Disconnect
The roar will be deafening as thousands of motorcycles parade into DC today as part of Rolling Thunder. The older veterans of Vietnam are now joined by newer veterans of Iraq and Afghanistan. Wherever they fought, they have earned a place in this parade.
I often wonder if I am totally unpatriotic when I feel absolutely no connection to this band of ex-soldiers who continue to move in formation. I’m almost afraid to admit it in this metropolis where the military has its headquarters.
I wonder why I am not emotionally stirred by so many men and boys and even women on bikes. Then I remember that the last US war I supported was the one my father served in soon after my birth. He went to Korea in 1951 on a secret Naval mindsweeping effort. I was too little to understand why he was gone or that he might not come back. He must have made a positive contribution because his name appeared in a book titled The Sea War in Korea.

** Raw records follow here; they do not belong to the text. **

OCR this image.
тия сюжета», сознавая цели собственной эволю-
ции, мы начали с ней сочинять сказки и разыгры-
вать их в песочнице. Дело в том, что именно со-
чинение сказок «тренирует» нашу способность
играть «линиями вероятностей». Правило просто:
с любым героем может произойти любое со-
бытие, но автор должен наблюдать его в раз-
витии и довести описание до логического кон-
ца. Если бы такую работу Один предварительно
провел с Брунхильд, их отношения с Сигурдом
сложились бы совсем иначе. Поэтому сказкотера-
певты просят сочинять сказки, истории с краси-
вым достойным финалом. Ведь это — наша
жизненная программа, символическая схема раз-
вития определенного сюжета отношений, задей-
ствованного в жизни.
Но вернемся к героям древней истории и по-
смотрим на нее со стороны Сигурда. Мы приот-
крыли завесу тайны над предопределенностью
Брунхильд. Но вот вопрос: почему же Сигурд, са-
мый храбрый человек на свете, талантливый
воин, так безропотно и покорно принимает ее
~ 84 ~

The wars of my lifetime -- Vietnam, Iraq, Afghanistan -- were all battles I didn’t choose or choose to support. In the end history will probably conclude that no one won in any of these conflicts, but that countless people lost their lives, their limbs, and/or their minds.
My circle of friends and family doesn’t include even one person who has served in the latter two wars, with the exception of a journalist who went to Iraq. My children and my friends’ children chose not to enlist in the all-volunteer military.
This is not to say my heart doesn’t ache when another bomb goes off or a helicopter goes down, inflicting pain, suffering, and death on those involved. But these are strangers who briefly make the news and then fade from my radar screen only to be replaced by the next victims.
Part of me is sorry not to want to wave flags along the parade route. But I can’t deny that Rolling Thunder simply does not give me red, white, and blue thoughts.
3 Comments:
I know exactly what you mean. I suspect my ambivalence about these military and veterans' displays stems partly from the fact that no one in my family has served -- and I mean going back many generations. We're just not military people. (I was in the Peace Corps, though, and I like to think that was serving my country, too!)
Also, there is a swagger and bravado about military culture which does not resonate with me at all. I am usually repelled by a lot of brash patriotic talk, flag-waving and heavy-handed nationalism. Nationhood has never made much sense to me. Borders cause more trouble than they're worth.
Steve -- And here I thought I must be the only one...
I have a very different attitude toward the Peace Corps. I think it's all the weapons that put me at odds with the military.
Many of the Vietnam vets were drafted and they went out of a sense of duty to our country with enormously varying amounts of patriotic spirit. I'm sure that plenty of them were not too happy about having to go and most of them had no idea what they were in for once they got over there. But in all of my youthful naivety I simply wrote them all off as traitors to the peace movement, which is unbelievably ignorant. But I was very young and easily influenced by my peers. If I'd thought about it I probably would not have had the same attitude towards the soldiers that I did about the war.
As survivors of the horrors of that war they have a bond which will last forever. And each generation has a different style of honoring and celebrating their fellow soldiers who are no longer with us.
So in spite of how I felt about the Vietnam war, I think Rolling Thunder is a pretty cool thing.